18.3.6 List Operators ([] and [^])

Lists, also called bracket expressions, are a set of one or more items. An item is a character, a collating symbol, an equivalence class expression, a character class expression, or a range expression. The syntax bits affect which kinds of items you can put in a list. We explain the last four items in subsections below. Empty lists are invalid.

A matching list matches a single character represented by one of the list items. You form a matching list by enclosing one or more items within an open-matching-list operator (represented by ‘[’) and a close-list operator (represented by ‘]’).

For example, ‘[ab]’ matches either ‘a’ or ‘b’. ‘[ad]*’ matches the empty string and any string composed of just ‘a’s and ‘d’s in any order. Regex considers invalid a regular expression with a ‘[’ but no matching ‘]’.

Nonmatching lists are similar to matching lists except that they match a single character not represented by one of the list items. You use an open-nonmatching-list operator (represented by ‘[^4) instead of an open-matching-list operator to start a nonmatching list.

For example, ‘[^ab]’ matches any character except ‘a’ or ‘b’.

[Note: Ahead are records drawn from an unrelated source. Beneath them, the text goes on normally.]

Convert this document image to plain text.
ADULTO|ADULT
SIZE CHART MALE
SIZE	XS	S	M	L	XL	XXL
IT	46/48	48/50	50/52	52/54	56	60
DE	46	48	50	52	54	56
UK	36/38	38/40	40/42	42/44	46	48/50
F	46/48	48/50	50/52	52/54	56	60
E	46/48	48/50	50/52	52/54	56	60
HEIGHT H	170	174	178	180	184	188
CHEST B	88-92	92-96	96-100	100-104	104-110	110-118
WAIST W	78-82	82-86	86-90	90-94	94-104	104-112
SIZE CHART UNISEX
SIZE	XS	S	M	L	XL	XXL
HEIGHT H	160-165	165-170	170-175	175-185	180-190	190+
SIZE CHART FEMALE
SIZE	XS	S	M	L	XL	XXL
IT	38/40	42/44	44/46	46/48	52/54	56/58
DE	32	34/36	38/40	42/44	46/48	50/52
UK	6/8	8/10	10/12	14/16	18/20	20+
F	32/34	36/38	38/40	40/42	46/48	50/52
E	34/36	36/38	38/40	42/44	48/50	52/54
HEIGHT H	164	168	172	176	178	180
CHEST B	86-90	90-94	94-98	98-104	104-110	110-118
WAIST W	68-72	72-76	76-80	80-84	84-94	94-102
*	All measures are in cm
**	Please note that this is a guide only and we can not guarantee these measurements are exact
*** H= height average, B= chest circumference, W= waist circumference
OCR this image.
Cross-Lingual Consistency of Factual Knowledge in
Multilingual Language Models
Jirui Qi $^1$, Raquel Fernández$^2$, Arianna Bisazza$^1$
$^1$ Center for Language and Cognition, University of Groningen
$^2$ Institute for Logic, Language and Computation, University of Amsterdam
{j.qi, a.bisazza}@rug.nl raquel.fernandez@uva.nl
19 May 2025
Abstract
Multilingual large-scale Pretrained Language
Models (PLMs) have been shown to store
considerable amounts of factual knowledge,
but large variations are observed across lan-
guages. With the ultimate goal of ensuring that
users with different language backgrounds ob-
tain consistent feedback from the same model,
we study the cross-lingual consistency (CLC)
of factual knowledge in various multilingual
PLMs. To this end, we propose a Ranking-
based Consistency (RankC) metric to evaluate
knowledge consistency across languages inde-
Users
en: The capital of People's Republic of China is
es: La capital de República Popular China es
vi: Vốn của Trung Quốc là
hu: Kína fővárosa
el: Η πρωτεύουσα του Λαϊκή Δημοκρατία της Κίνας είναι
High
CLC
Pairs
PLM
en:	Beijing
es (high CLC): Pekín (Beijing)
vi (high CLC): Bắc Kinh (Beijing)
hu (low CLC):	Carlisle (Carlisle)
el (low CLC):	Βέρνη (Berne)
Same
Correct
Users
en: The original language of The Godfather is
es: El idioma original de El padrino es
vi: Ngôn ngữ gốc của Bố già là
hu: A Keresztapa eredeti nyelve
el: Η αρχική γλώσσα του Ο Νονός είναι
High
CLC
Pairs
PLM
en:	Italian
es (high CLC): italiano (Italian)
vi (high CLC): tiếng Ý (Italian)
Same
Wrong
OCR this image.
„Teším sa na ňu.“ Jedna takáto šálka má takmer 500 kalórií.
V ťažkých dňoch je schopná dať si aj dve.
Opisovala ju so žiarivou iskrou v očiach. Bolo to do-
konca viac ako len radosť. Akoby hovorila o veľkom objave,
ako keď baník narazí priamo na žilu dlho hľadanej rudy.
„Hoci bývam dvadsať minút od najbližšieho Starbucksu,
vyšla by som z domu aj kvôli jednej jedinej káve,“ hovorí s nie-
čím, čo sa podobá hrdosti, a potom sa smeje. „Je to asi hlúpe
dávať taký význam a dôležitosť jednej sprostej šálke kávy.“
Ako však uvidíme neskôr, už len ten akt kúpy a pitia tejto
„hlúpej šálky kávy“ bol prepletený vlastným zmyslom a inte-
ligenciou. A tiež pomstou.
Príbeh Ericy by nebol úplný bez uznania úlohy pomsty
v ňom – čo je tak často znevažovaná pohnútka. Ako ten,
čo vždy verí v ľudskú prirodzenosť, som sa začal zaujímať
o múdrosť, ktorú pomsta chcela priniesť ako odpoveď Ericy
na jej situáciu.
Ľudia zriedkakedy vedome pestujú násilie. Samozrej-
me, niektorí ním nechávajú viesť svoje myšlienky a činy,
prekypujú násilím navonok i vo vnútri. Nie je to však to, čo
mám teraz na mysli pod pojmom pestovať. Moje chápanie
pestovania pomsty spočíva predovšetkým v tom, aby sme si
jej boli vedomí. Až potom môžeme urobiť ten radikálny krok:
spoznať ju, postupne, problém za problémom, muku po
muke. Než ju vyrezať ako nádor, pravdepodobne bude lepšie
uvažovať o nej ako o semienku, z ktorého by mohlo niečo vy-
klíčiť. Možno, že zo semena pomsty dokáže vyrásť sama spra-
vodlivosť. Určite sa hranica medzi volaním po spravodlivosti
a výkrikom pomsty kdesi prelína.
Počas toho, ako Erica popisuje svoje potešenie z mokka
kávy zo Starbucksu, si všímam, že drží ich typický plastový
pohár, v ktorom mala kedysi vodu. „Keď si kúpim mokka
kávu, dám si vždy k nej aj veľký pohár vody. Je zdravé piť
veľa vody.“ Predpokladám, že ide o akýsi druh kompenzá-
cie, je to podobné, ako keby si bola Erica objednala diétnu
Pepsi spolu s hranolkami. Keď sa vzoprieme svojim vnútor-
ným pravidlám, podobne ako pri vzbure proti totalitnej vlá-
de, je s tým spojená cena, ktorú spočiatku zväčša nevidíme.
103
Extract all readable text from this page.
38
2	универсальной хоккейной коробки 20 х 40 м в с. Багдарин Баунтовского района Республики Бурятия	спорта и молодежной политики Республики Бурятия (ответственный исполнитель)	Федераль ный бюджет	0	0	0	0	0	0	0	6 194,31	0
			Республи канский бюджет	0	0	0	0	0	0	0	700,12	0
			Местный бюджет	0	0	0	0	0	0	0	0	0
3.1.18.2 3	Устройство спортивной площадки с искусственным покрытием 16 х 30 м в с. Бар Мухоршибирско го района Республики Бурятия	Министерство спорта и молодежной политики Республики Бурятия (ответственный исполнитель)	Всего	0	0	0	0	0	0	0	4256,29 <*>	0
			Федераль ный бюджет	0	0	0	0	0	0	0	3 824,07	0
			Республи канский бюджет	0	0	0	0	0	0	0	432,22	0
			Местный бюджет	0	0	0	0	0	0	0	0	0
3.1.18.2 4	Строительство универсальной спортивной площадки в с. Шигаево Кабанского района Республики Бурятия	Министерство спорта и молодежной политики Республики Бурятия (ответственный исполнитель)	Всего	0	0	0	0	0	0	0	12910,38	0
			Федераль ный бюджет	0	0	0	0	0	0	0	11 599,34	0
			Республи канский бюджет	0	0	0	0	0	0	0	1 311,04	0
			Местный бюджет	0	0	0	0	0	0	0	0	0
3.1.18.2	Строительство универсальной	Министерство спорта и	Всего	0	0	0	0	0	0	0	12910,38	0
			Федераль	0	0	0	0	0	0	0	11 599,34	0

If the syntax bit RE_HAT_LISTS_NOT_NEWLINE is set, then nonmatching lists do not match a newline.

Most characters lose any special meaning inside a list. The special characters inside a list follow.

]

ends the list if it’s not the first list item. So, if you want to make the ‘]’ character a list item, you must put it first.

\

quotes the next character if the syntax bit RE_BACKSLASH_ESCAPE_IN_LISTS is set.

[.

represents the open-collating-symbol operator (see Collating Symbol Operators ([..])).

.]

represents the close-collating-symbol operator.

[=

represents the open-equivalence-class operator (see Equivalence Class Operators ([==])).

=]

represents the close-equivalence-class operator.

[:

represents the open-character-class operator (see Character Class Operators ([::])) if the syntax bit RE_CHAR_CLASSES is set and what follows is a valid character class expression.

:]

represents the close-character-class operator if the syntax bit RE_CHAR_CLASSES is set and what precedes it is an open-character-class operator followed by a valid character class name.

-

represents the range operator (see The Range Operator (-)) if it’s not first or last in a list or the ending point of a range.

All other characters are ordinary. For example, ‘[.*]’ matches ‘.’ and ‘*’.


Footnotes

(4)

Regex therefore doesn’t consider the ‘^’ to be the first character in the list. If you put a ‘^’ character first in (what you think is) a matching list, you’ll turn it into a nonmatching list.